In summary, San Francisco tap water is still considered safe to drink under California law, but an active carbon filter should be used to be on the safe side. A good water filter eliminates TTHMs and lowers Chromium 6 by 40-70 percent. Activated carbon should be used in conjunction with reverse osmosis or Ion Exchange filter to remove Chromium 6 as completely as possible. Water filterswill also remove chloramine, microplastics, and other agents linked to bad taste and odor, as well as microplastics, lead, and other heavy metals that may accumulate in your building's pipes due to inadequate maintenance.
Drinking Water in Public Places and Restaurants
Unfortunately, there is no regulation that requires restaurants to provide free tap water to their diners; nevertheless, most do it as a service. In fact, since California is a drought-stricken state with water restrictions, it may be unlawful for them to provide you with water unless you directly ask for it.
With that in mind, it's never been easier to drink tap water at a bar or restaurant in San Francisco. Not only is there a positive public image of water, but an increasing number of eateries are displaying signs that say, "We proudly serve tap water," and five Bay Area colleges, including Berkley, have adopted bottled water bans.
The SFWPS (SF Water Power Sewer) has placed over 100 lead-free "tap stations" in the public domain and in schools for when you're out and about in the city. Bring a reusable water bottle and refill it at one of the stations.
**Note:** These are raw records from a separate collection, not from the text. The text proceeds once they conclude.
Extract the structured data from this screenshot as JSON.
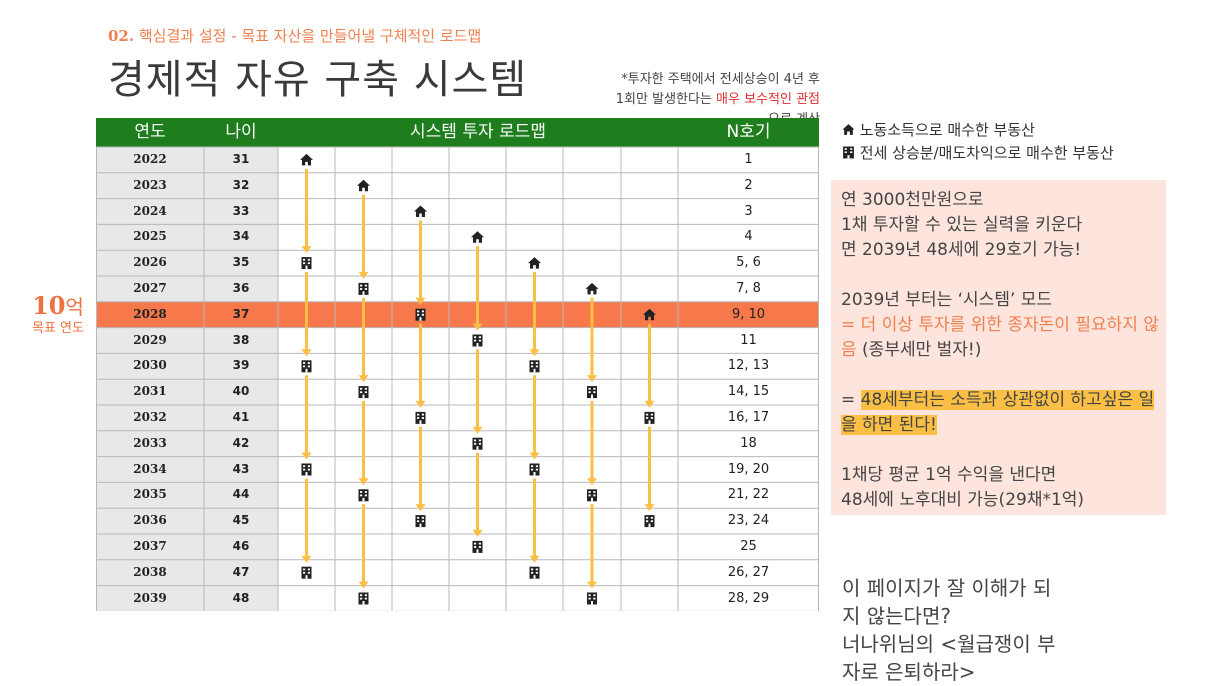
{
  "subtitle": {
    "num": "02.",
    "text": " 핵심결과 설정 - 목표 자산을 만들어낼 구체적인 로드맵"
  },
  "title": "경제적 자유 구축 시스템",
  "note": {
    "line1": "*투자한 주택에서 전세상승이 4년 후",
    "line2a": "1회만 발생한다는 ",
    "line2b": "매우 보수적인 관점",
    "line3": "으로 계산"
  },
  "goal": {
    "num": "10",
    "unit": "억",
    "label": "목표 연도"
  },
  "table": {
    "headers": {
      "year": "연도",
      "age": "나이",
      "system": "시스템 투자 로드맵",
      "n": "N호기"
    },
    "rows": [
      {
        "year": "2022",
        "age": "31",
        "n": "1",
        "marks": [
          [
            0,
            "h"
          ]
        ]
      },
      {
        "year": "2023",
        "age": "32",
        "n": "2",
        "marks": [
          [
            1,
            "h"
          ]
        ]
      },
      {
        "year": "2024",
        "age": "33",
        "n": "3",
        "marks": [
          [
            2,
            "h"
          ]
        ]
      },
      {
        "year": "2025",
        "age": "34",
        "n": "4",
        "marks": [
          [
            3,
            "h"
          ]
        ]
      },
      {
        "year": "2026",
        "age": "35",
        "n": "5, 6",
        "marks": [
          [
            0,
            "b"
          ],
          [
            4,
            "h"
          ]
        ]
      },
      {
        "year": "2027",
        "age": "36",
        "n": "7, 8",
        "marks": [
          [
            1,
            "b"
          ],
          [
            5,
            "h"
          ]
        ]
      },
      {
        "year": "2028",
        "age": "37",
        "n": "9, 10",
        "marks": [
          [
            2,
            "b"
          ],
          [
            6,
            "h"
          ]
        ]
      },
      {
        "year": "2029",
        "age": "38",
        "n": "11",
        "marks": [
          [
            3,
            "b"
          ]
        ]
      },
      {
        "year": "2030",
        "age": "39",
        "n": "12, 13",
        "marks": [
          [
            0,
            "b"
          ],
          [
            4,
            "b"
          ]
        ]
      },
      {
        "year": "2031",
        "age": "40",
        "n": "14, 15",
        "marks": [
          [
            1,
            "b"
          ],
          [
            5,
            "b"
          ]
        ]
      },
      {
        "year": "2032",
        "age": "41",
        "n": "16, 17",
        "marks": [
          [
            2,
            "b"
          ],
          [
            6,
            "b"
          ]
        ]
      },
      {
        "year": "2033",
        "age": "42",
        "n": "18",
        "marks": [
          [
            3,
            "b"
          ]
        ]
      },
      {
        "year": "2034",
        "age": "43",
        "n": "19, 20",
        "marks": [
          [
            0,
            "b"
          ],
          [
            4,
            "b"
          ]
        ]
      },
      {
        "year": "2035",
        "age": "44",
        "n": "21, 22",
        "marks": [
          [
            1,
            "b"
          ],
          [
            5,
            "b"
          ]
        ]
      },
      {
        "year": "2036",
        "age": "45",
        "n": "23, 24",
        "marks": [
          [
            2,
            "b"
          ],
          [
            6,
            "b"
          ]
        ]
      },
      {
        "year": "2037",
        "age": "46",
        "n": "25",
        "marks": [
          [
            3,
            "b"
          ]
        ]
      },
      {
        "year": "2038",
        "age": "47",
        "n": "26, 27",
        "marks": [
          [
            0,
            "b"
          ],
          [
            4,
            "b"
          ]
        ]
      },
      {
        "year": "2039",
        "age": "48",
        "n": "28, 29",
        "marks": [
          [
            1,
            "b"
          ],
          [
            5,
            "b"
          ]
        ]
      }
    ],
    "highlight_year": "2028"
  },
  "legend": {
    "house": "노동소득으로 매수한 부동산",
    "building": "전세 상승분/매도차익으로 매수한 부동산"
  },
  "box": {
    "p1": [
      "연 3000천만원으로",
      "1채 투자할 수 있는 실력을 키운다",
      "면 2039년 48세에  29호기 가능!"
    ],
    "p2a": "2039년 부터는 ‘시스템’ 모드",
    "p2b": "= 더 이상 투자를 위한 종자돈이 필요하지 않음",
    "p2c": " (종부세만 벌자!)",
    "p3a": "= ",
    "p3b": "48세부터는 소득과 상관없이 하고싶은 일을 하면 된다!",
    "p4": [
      "1채당 평균 1억 수익을 낸다면",
      "48세에 노후대비 가능(29채*1억)"
    ]
  },
  "bottom": [
    "이 페이지가 잘 이해가 되",
    "지 않는다면?",
    "너나위님의 <월급쟁이 부",
    "자로 은퇴하라>"
  ],
  "colors": {
    "header_green": "#1e7e1e",
    "highlight": "#f7784a",
    "arrow": "#fbbf45",
    "box_bg": "#fde4dc",
    "accent": "#f08050"
  },
  "icons": {
    "house": "house-icon",
    "building": "building-icon"
  }
}
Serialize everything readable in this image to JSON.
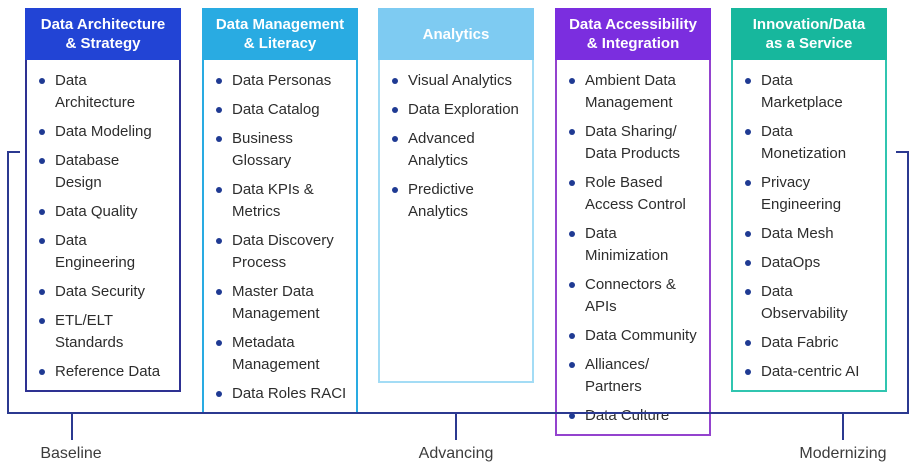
{
  "diagram": {
    "bullet_color": "#1F3A93",
    "text_color": "#2D2D2D",
    "bracket_color": "#2B3990",
    "stage_label_color": "#3C3C3C",
    "columns": [
      {
        "id": "data-architecture-strategy",
        "title": "Data Architecture\n& Strategy",
        "header_bg": "#2244D5",
        "border_color": "#2E3192",
        "items": [
          "Data\nArchitecture",
          "Data Modeling",
          "Database\nDesign",
          "Data Quality",
          "Data\nEngineering",
          "Data Security",
          "ETL/ELT\nStandards",
          "Reference Data"
        ]
      },
      {
        "id": "data-management-literacy",
        "title": "Data Management\n& Literacy",
        "header_bg": "#29ABE2",
        "border_color": "#29ABE2",
        "items": [
          "Data Personas",
          "Data Catalog",
          "Business\nGlossary",
          "Data KPIs &\nMetrics",
          "Data Discovery\nProcess",
          "Master Data\nManagement",
          "Metadata\nManagement",
          "Data Roles RACI"
        ]
      },
      {
        "id": "analytics",
        "title": "Analytics",
        "header_bg": "#7ECBF2",
        "border_color": "#A3DCF5",
        "items": [
          "Visual Analytics",
          "Data Exploration",
          "Advanced\nAnalytics",
          "Predictive\nAnalytics"
        ]
      },
      {
        "id": "data-accessibility-integration",
        "title": "Data Accessibility\n& Integration",
        "header_bg": "#7B2EDF",
        "border_color": "#9443CE",
        "items": [
          "Ambient Data\nManagement",
          "Data Sharing/\nData Products",
          "Role Based\nAccess Control",
          "Data\nMinimization",
          "Connectors &\nAPIs",
          "Data Community",
          "Alliances/\nPartners",
          "Data Culture"
        ]
      },
      {
        "id": "innovation-data-as-a-service",
        "title": "Innovation/Data\nas a Service",
        "header_bg": "#17B79D",
        "border_color": "#30C5B0",
        "items": [
          "Data\nMarketplace",
          "Data\nMonetization",
          "Privacy\nEngineering",
          "Data Mesh",
          "DataOps",
          "Data\nObservability",
          "Data Fabric",
          "Data-centric AI"
        ]
      }
    ],
    "stages": [
      {
        "label": "Baseline"
      },
      {
        "label": "Advancing"
      },
      {
        "label": "Modernizing"
      }
    ]
  }
}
Some of the most popular bottled waters are Smartwater, Pure Life, Aquafina, Mountain Valley, Dasani, Fiji, and Evian. However, don't be fooled: according to the NRDC (Natural Resources Defense Council), up to 25% of bottled water is just processed water from public sources sold at a hefty price.
The good news is that California is the state with the highest percentage of beverage container recycling! Though beverage container recycling reached an all-time high of 85 percent in 2013, just 78 percent of PET water bottles were recycled.
Carry a reusable water bottle with you if you don't want your plastic bottle to wind up in a landfill or the ocean. Look for the words "CA CASH REFUND" or "CA CRV" on the label if you have to purchase a plastic bottle (or any other beverage container). Taking it to a recycling facility may earn you between ¢5 and ¢10 per bottle.
You will never need to utilize any plastic associated with your water usage if you use a filter. When it's time to replace the filter, toss the biodegradable replacement cartridge in the trash.